After applying the fourier transform to the equation we obtain : F(kx,ky) = G(kx,ky) /(kx² + ky²) (1)
if i take g(x,y) = sin (x) + sin(y) , (x,y) \in [0,2 \pi] i have immediately f(x,y) = g(x,y)
which is what i am trying to obtain with the fft :
i compute G from g with a forward Fourier transform
From this i can compute the Fourier transform of f with (1).
Finally, i compute f with the backward Fourier transform (without forgetting to normalize by 1/(nx*ny)).
In practice, the results are pretty bad?
(For instance, the amplitude for N = 256 is twice the amplitude obtained with N = 512)
Even worse, if i try g(x,y) = sin(x)*sin(y) , the curve has not even the same form of the solution.

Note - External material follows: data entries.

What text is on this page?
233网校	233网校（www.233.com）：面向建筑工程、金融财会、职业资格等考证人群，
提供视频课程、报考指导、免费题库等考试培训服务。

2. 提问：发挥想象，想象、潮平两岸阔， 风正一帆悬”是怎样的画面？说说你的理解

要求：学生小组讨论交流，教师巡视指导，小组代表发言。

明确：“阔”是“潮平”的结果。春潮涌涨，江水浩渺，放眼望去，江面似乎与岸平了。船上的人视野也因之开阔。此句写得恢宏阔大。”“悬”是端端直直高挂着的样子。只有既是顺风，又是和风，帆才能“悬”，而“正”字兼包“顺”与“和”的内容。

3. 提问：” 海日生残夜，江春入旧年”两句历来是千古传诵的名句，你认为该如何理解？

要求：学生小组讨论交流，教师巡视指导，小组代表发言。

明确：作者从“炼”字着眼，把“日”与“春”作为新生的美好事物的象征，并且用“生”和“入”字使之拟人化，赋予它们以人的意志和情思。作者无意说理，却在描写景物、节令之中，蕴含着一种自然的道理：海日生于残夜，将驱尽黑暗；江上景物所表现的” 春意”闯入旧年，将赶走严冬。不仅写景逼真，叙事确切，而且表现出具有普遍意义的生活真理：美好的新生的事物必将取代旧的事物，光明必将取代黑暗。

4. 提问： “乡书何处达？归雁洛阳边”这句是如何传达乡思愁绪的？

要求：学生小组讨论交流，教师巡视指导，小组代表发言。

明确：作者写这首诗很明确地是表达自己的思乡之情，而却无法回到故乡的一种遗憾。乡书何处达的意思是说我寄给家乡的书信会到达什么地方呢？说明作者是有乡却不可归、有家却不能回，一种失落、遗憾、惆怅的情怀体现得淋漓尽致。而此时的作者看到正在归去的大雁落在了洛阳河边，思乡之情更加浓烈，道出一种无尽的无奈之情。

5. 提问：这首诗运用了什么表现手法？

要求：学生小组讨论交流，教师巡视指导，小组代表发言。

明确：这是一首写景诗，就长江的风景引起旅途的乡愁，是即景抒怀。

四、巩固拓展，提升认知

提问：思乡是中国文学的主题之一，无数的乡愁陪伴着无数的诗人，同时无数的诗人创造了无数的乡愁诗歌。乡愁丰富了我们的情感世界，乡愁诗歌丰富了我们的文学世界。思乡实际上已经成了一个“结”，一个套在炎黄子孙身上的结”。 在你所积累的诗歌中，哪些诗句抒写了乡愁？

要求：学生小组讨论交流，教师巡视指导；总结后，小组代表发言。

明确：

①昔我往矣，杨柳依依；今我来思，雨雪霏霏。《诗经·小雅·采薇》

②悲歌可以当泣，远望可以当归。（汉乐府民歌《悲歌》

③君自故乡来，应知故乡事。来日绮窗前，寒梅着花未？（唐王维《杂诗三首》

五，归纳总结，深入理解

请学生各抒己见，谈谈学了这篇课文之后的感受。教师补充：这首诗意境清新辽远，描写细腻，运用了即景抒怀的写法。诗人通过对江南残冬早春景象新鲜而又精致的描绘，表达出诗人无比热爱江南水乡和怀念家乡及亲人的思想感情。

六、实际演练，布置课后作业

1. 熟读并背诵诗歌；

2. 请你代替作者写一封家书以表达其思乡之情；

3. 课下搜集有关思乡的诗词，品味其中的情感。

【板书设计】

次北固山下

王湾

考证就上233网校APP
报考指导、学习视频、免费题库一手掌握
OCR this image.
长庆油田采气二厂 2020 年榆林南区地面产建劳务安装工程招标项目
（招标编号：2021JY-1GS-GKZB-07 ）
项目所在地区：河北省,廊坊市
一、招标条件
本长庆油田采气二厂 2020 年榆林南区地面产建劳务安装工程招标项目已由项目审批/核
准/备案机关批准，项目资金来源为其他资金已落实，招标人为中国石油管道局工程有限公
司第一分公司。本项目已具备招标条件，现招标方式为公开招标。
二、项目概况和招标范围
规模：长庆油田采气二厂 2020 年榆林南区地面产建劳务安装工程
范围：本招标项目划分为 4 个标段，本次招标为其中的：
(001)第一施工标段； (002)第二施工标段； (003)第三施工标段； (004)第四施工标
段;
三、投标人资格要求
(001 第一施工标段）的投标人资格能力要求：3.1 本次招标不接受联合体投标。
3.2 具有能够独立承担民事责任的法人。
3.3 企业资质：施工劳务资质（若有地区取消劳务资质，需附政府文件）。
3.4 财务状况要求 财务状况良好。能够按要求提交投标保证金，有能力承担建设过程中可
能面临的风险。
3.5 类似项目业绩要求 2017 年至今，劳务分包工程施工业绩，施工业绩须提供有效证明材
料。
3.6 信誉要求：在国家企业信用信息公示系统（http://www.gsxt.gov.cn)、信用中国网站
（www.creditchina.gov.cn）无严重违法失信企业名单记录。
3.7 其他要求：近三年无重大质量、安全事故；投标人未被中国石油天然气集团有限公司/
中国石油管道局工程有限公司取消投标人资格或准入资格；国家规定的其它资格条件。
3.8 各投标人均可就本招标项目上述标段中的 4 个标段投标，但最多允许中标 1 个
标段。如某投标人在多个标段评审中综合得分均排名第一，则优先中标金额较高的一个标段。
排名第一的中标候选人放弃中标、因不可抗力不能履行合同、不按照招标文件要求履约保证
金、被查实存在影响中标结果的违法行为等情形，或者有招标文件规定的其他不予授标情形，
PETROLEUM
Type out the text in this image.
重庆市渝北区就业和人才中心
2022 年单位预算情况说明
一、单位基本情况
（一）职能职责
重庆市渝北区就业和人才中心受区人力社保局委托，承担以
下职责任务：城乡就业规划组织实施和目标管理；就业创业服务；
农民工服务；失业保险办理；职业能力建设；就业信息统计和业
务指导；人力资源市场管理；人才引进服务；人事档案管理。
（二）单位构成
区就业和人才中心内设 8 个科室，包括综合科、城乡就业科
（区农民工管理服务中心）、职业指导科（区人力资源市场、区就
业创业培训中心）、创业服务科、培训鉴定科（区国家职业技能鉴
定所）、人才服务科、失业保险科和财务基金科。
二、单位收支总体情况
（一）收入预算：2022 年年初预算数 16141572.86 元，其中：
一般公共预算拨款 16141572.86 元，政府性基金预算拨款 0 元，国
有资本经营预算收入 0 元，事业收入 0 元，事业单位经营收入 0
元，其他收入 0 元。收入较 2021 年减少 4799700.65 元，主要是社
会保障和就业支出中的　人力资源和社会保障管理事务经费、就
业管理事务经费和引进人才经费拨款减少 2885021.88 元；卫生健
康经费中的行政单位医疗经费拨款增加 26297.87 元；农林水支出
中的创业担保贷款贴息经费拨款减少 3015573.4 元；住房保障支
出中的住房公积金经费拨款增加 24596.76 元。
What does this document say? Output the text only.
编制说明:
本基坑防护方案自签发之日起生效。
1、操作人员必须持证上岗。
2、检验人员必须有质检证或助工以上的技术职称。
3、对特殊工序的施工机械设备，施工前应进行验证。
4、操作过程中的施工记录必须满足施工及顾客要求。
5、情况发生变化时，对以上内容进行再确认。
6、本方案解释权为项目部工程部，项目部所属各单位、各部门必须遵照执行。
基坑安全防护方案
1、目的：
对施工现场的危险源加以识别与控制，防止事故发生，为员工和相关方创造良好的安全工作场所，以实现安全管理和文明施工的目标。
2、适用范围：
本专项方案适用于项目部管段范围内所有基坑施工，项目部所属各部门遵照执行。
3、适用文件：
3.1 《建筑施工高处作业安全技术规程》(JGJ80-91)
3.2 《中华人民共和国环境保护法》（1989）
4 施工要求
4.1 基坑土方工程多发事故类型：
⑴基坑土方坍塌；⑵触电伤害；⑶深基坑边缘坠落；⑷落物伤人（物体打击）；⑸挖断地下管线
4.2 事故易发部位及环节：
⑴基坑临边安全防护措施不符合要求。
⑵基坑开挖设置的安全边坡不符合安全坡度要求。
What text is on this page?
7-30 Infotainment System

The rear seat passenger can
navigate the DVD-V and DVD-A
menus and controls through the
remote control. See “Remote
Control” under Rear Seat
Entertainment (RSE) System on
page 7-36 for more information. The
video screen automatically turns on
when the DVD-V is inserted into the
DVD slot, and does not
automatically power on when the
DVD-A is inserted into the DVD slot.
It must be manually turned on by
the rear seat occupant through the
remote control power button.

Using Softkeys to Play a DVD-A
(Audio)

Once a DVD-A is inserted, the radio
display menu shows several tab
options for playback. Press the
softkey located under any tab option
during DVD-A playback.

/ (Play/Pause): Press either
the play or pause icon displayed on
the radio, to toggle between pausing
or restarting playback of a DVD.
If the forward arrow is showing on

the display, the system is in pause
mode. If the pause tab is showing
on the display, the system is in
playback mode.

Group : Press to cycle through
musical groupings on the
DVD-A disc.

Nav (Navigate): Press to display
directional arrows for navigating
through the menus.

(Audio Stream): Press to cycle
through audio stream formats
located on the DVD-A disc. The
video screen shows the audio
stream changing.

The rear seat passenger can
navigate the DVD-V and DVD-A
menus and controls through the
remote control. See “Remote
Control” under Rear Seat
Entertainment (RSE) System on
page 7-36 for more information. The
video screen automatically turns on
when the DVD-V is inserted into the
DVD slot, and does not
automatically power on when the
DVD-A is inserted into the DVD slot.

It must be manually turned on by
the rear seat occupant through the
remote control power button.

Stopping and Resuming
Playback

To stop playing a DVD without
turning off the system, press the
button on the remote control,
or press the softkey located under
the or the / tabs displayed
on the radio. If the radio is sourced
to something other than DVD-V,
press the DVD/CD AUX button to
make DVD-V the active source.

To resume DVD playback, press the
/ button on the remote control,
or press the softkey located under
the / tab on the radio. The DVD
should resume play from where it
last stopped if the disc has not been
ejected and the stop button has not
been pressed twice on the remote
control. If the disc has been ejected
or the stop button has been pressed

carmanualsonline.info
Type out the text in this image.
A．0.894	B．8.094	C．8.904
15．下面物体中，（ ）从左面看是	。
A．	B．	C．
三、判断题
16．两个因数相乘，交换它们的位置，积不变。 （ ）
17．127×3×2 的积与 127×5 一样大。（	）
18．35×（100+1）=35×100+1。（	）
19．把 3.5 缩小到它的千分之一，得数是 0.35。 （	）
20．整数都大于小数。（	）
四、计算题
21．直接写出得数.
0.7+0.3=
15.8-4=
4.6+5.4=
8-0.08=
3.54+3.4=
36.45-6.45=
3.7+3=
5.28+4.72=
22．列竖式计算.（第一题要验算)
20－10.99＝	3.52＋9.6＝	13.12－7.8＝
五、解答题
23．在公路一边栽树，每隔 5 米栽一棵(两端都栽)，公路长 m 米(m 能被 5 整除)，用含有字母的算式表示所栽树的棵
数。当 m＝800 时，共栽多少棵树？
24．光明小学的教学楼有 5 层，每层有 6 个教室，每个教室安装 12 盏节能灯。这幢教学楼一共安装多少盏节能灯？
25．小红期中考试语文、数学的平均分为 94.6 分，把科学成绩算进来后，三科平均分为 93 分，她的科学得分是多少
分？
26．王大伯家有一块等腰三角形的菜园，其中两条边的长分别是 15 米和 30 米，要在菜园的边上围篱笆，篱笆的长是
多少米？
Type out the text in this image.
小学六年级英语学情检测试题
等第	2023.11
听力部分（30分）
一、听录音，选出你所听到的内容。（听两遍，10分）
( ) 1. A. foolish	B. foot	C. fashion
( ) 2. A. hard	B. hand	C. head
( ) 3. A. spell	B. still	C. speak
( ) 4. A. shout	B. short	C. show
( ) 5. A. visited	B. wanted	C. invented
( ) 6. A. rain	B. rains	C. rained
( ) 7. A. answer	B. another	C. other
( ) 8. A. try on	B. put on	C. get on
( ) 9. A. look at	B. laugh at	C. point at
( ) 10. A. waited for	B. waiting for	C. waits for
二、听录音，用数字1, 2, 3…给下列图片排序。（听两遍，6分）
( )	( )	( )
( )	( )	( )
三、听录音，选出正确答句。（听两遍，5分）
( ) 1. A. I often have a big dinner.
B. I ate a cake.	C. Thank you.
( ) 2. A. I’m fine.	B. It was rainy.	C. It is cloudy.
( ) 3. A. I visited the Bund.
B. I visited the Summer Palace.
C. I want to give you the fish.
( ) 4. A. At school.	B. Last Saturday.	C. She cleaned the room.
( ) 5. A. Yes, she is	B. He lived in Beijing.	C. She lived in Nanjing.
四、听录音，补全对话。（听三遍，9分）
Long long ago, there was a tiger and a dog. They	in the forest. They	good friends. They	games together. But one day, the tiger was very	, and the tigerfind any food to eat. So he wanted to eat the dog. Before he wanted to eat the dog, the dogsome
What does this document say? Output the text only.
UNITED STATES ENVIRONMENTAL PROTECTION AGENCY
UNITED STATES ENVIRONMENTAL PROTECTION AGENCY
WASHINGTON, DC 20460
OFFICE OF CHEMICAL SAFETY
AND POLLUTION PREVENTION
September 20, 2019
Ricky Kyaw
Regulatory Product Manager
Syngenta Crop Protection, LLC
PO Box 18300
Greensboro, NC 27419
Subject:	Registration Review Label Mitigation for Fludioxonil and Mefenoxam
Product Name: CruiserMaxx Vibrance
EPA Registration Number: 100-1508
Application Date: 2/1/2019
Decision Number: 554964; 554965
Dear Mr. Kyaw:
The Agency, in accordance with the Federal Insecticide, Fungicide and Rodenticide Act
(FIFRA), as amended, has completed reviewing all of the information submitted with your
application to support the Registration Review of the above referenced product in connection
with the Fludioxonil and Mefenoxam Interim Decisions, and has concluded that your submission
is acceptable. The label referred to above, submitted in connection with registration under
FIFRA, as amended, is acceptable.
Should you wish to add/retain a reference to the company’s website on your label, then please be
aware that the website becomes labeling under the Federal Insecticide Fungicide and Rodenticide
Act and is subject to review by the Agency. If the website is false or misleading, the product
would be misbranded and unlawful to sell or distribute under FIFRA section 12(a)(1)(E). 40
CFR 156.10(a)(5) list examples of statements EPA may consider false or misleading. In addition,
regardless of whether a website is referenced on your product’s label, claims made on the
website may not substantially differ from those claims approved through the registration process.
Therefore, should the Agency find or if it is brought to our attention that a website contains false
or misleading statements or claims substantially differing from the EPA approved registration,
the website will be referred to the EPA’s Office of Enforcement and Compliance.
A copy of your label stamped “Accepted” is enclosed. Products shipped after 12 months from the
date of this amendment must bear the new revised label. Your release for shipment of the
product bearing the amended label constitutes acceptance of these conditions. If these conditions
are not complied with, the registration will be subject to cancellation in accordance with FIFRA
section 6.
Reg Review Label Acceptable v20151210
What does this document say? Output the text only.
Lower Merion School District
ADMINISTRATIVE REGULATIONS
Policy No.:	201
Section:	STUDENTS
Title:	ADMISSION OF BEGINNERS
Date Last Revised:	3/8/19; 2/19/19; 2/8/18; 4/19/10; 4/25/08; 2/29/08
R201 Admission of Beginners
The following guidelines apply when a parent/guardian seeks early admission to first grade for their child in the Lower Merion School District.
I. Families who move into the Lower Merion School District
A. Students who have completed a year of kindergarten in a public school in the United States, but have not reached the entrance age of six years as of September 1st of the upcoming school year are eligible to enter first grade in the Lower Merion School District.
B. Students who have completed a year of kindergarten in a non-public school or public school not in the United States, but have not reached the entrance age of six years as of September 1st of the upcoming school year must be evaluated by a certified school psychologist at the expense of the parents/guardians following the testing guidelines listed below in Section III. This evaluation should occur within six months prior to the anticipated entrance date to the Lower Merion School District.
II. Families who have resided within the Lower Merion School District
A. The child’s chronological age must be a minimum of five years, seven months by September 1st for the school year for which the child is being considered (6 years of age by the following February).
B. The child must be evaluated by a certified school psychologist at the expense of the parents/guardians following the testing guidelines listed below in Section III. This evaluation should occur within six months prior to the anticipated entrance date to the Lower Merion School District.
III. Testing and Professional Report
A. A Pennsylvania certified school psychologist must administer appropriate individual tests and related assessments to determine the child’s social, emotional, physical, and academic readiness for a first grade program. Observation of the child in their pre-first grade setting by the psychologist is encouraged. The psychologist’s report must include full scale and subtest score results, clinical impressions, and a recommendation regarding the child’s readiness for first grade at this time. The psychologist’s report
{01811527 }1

(note that i must change the equation; i divide by two the laplacian in this case : (1) becomes F(kx,ky) = 2*G(kx,ky)/(kx²+ky²)
Here is the code:
/*
* fftw test -- double precision
*/
#include <iostream>
#include <stdio.h>
#include <stdlib.h>
#include <math.h>
#include <fftw3.h>
using namespace std;
int main()
{
int N = 128;
int i, j ;
double pi = 3.14159265359;
double *X, *Y ;
X = (double*) malloc(N*sizeof(double));
Y = (double*) malloc(N*sizeof(double));
fftw_complex *out1, *in2, *out2, *in1;
fftw_plan p1, p2;
double L = 2.*pi;
double dx = L/(N - 1);
in1 = (fftw_complex*) fftw_malloc(sizeof(fftw_complex)*(N*N) );
out2 = (fftw_complex*) fftw_malloc(sizeof(fftw_complex)*(N*N) );
out1 = (fftw_complex*) fftw_malloc(sizeof(fftw_complex)*(N*N) );
in2 = (fftw_complex*) fftw_malloc(sizeof(fftw_complex)*(N*N) );
p1 = fftw_plan_dft_2d(N, N, in1, out1, FFTW_FORWARD,FFTW_MEASURE );
p2 = fftw_plan_dft_2d(N, N, in2, out2, FFTW_BACKWARD,FFTW_MEASURE);
for(i = 0; i < N; i++){
X[i] = -pi + i*dx ;
for(j = 0; j < N; j++){
Y[j] = -pi + j*dx ;
in1[i*N + j][0] = sin(X[i]) + sin(Y[j]) ; // row major ordering
//in1[i*N + j][0] = sin(X[i]) * sin(Y[j]) ; // 2nd test case
in1[i*N + j][1] = 0 ;
}
}
fftw_execute(p1); // FFT forward
for ( i = 0; i < N; i++){ // f = g / ( kx² + ky² )
for( j = 0; j < N; j++){
in2[i*N + j][0] = out1[i*N + j][0]/ (i*i+j*j+1e-16);
in2[i*N + j][1] = out1[i*N + j][1]/ (i*i+j*j+1e-16);
//in2[i*N + j][0] = 2*out1[i*N + j][0]/ (i*i+j*j+1e-16); // 2nd test case
//in2[i*N + j][1] = 2*out1[i*N + j][1]/ (i*i+j*j+1e-16);
}
}
fftw_execute(p2); //FFT backward
// checking the results computed
double erl1 = 0.;
for ( i = 0; i < N; i++) {
for( j = 0; j < N; j++){
erl1 += fabs( in1[i*N + j][0] - out2[i*N + j][0]/N/N )*dx*dx;
cout<< i <<" "<< j<<" "<< sin(X[i])+sin(Y[j])<<" "<< out2[i*N+j][0]/N/N <<" "<< endl; // > output
}
}
cout<< erl1 << endl ; // L1 error
fftw_destroy_plan(p1);
fftw_destroy_plan(p2);
fftw_free(out1);
fftw_free(out2);
fftw_free(in1);
fftw_free(in2);
return 0;
}
I can't find any (more) mistakes in my code (i installed the fftw3 library last week) and i don't see a problem with the maths either but i don't think it's the fft's fault. Hence my predicament. I am all out of ideas and all out of google as well.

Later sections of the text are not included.